La vapeur monte comme dans un Presto, et ce dernier commence à siffler. C’est bien. Ça alimente les réseaux sociaux et peut-être découvrirons-nous finalement quelque chose qu’on a peine ENCORE à imaginer.
Comme éditeur-réviseur chez RobertNEVeutPasLire, je viens de terminer la révision d’un texte exigeant qui m’a toutefois donné beaucoup de plaisir.
Et une question me vient à l’esprit? Quand, dans tout ce ramdam, parle-t-on de l’auteur? De la matière première de cette “nouvelle industrie”? Quand parle-t-on des textes?

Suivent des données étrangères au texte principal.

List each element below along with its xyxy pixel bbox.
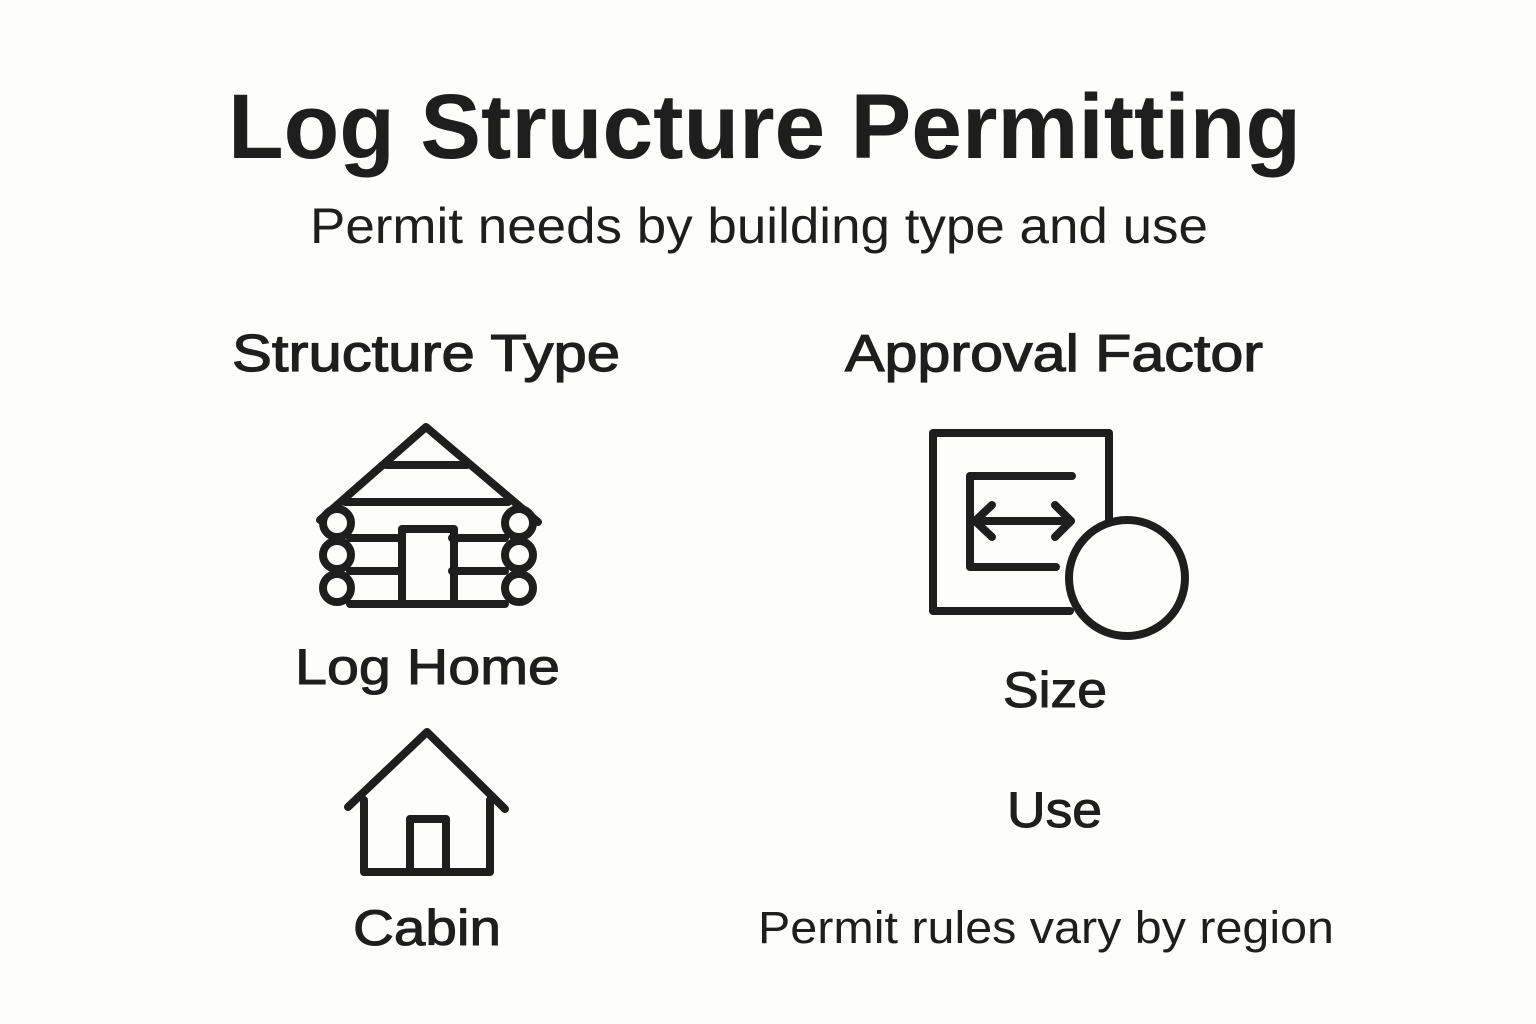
footnote: Permit rules vary by region <box>758 902 1334 953</box>
icon: log home <box>320 427 538 604</box>
subtitle: Permit needs by building type and use <box>310 198 1208 254</box>
label: use: Use <box>1007 782 1102 838</box>
label: size: Size <box>1003 662 1107 718</box>
label: log home: Log Home <box>295 639 560 695</box>
icon: size <box>933 433 1185 636</box>
label: cabin: Cabin <box>353 900 501 956</box>
icon: cabin <box>348 732 505 872</box>
title: Log Structure Permitting <box>228 76 1301 178</box>
heading: approval factor: Approval Factor <box>845 325 1263 383</box>
heading: structure type: Structure Type <box>232 325 620 383</box>
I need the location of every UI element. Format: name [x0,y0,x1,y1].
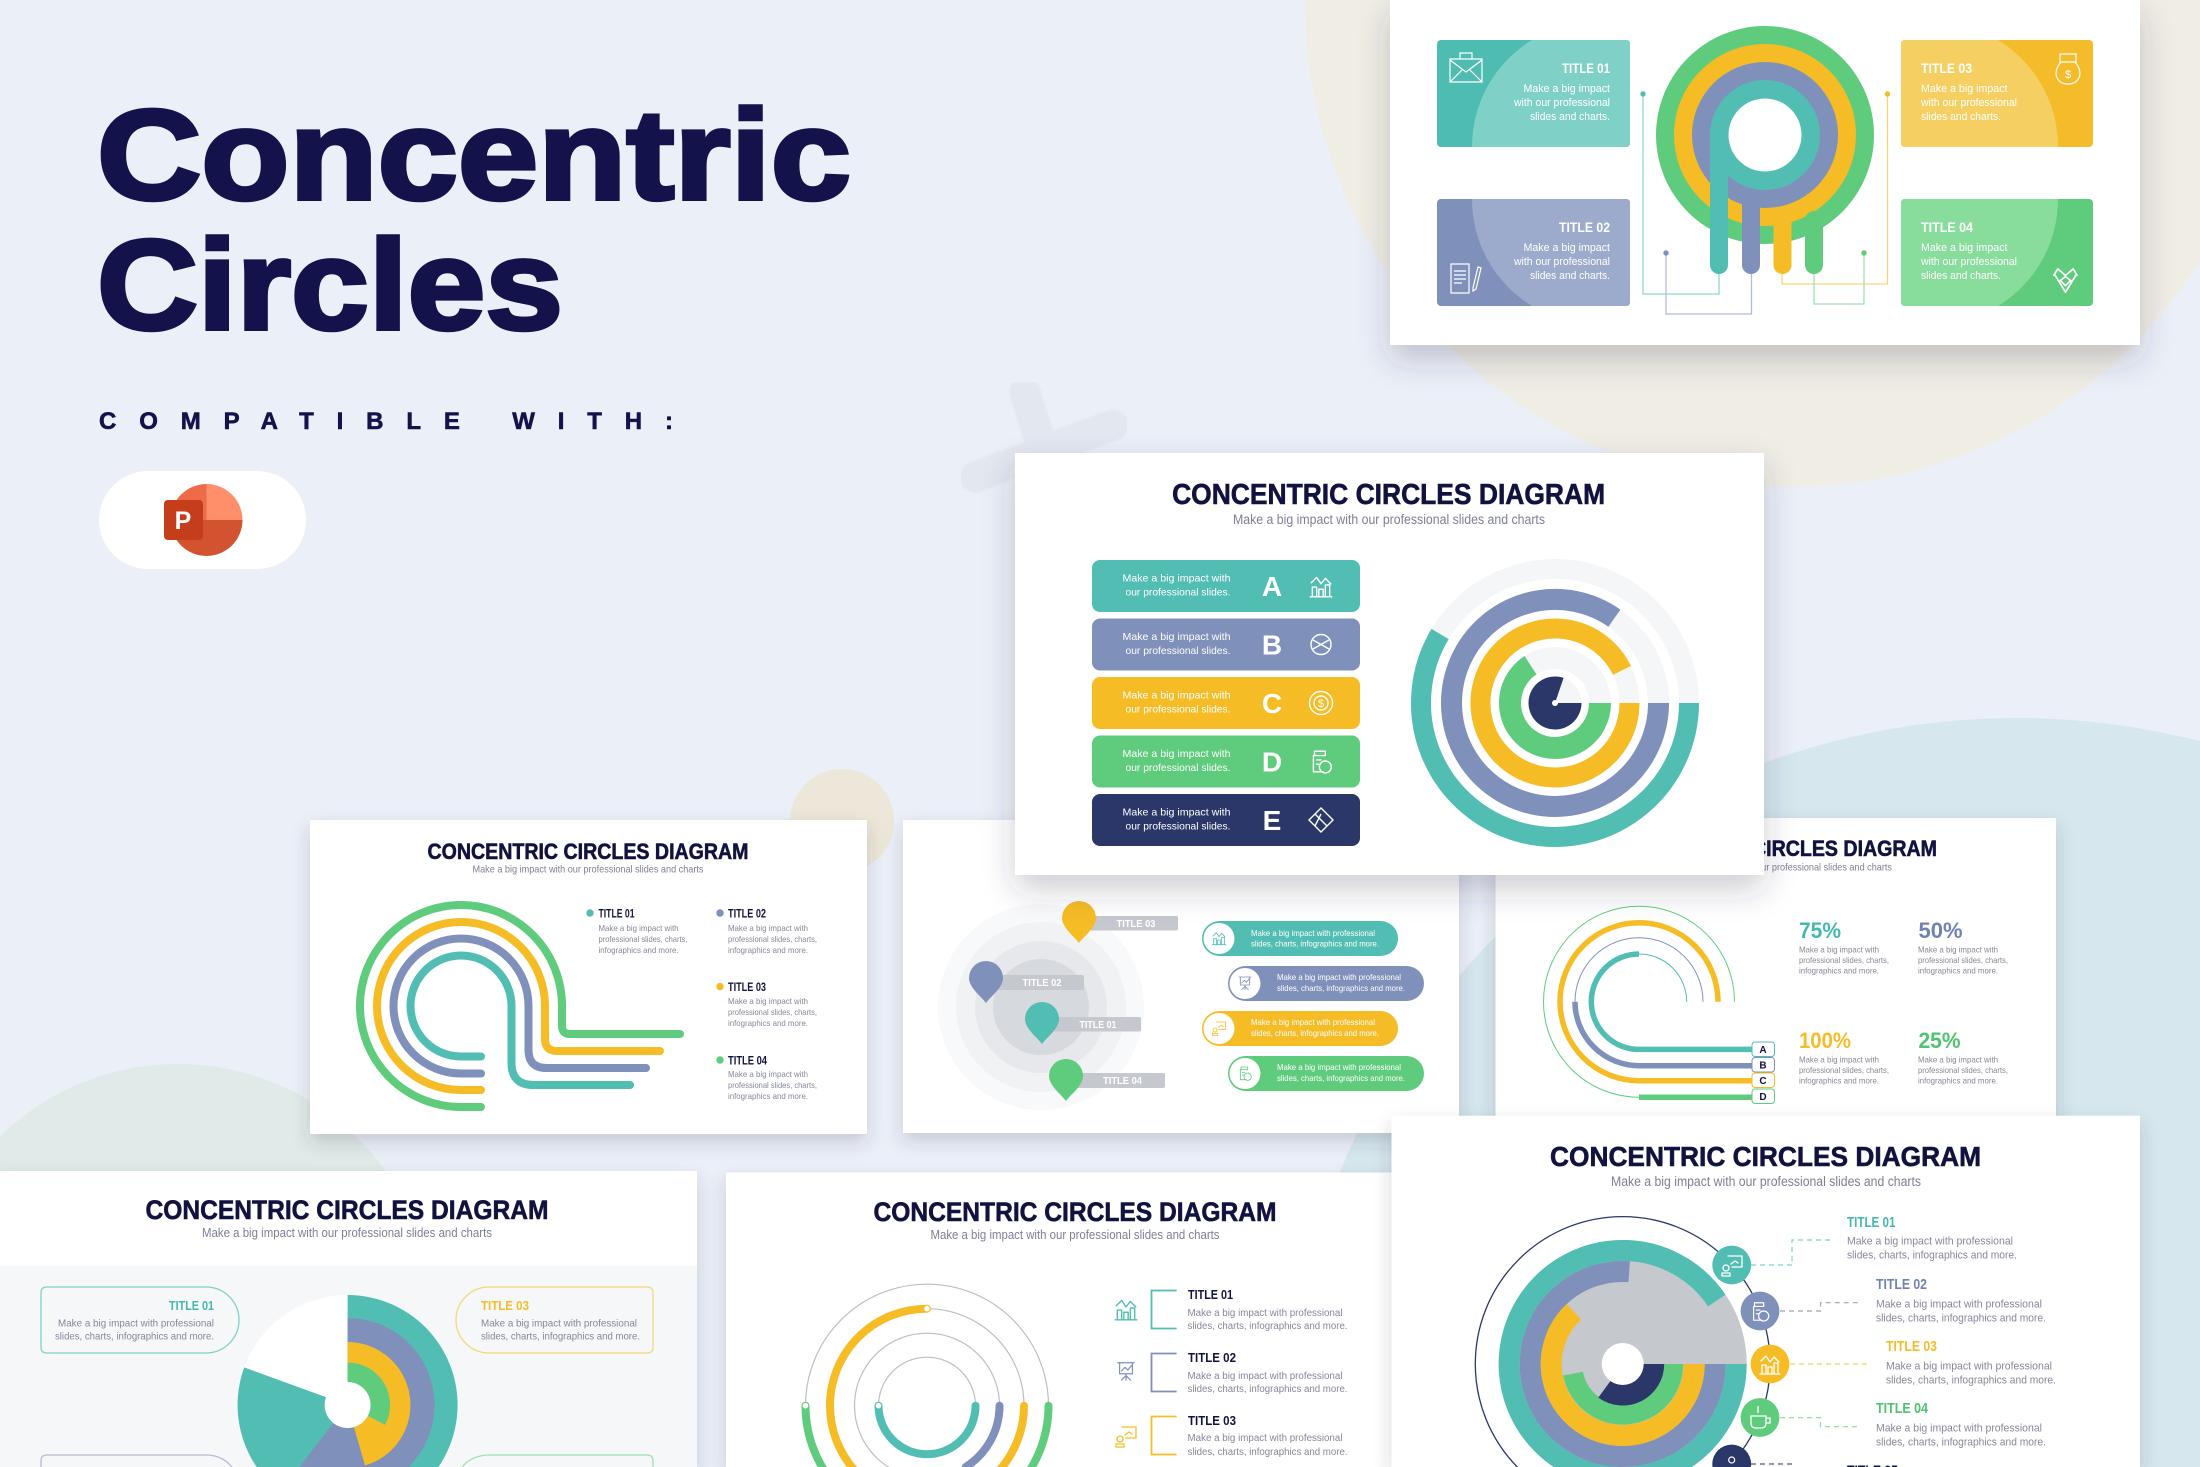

On s’excite sur le contenant, en oubliant que celui-ci n’est pas vide. Le contenu existe aussi. Sans contenu, pas de contenant. Même les éditeurs traditionnels en viennent à oublier cette vérité élémentaire. Nous devons parler des textes, des auteurs, ce sont eux qui feront vendre le support de demain
Beaucoup de bruit pour rien donc.
Car un bon auteur avec un bon texte, publié en livre de poche, en format numérique ou sur du papier de toilettes ultradoux quatre épaisseurs demeurent un bon auteur avec un bon texte.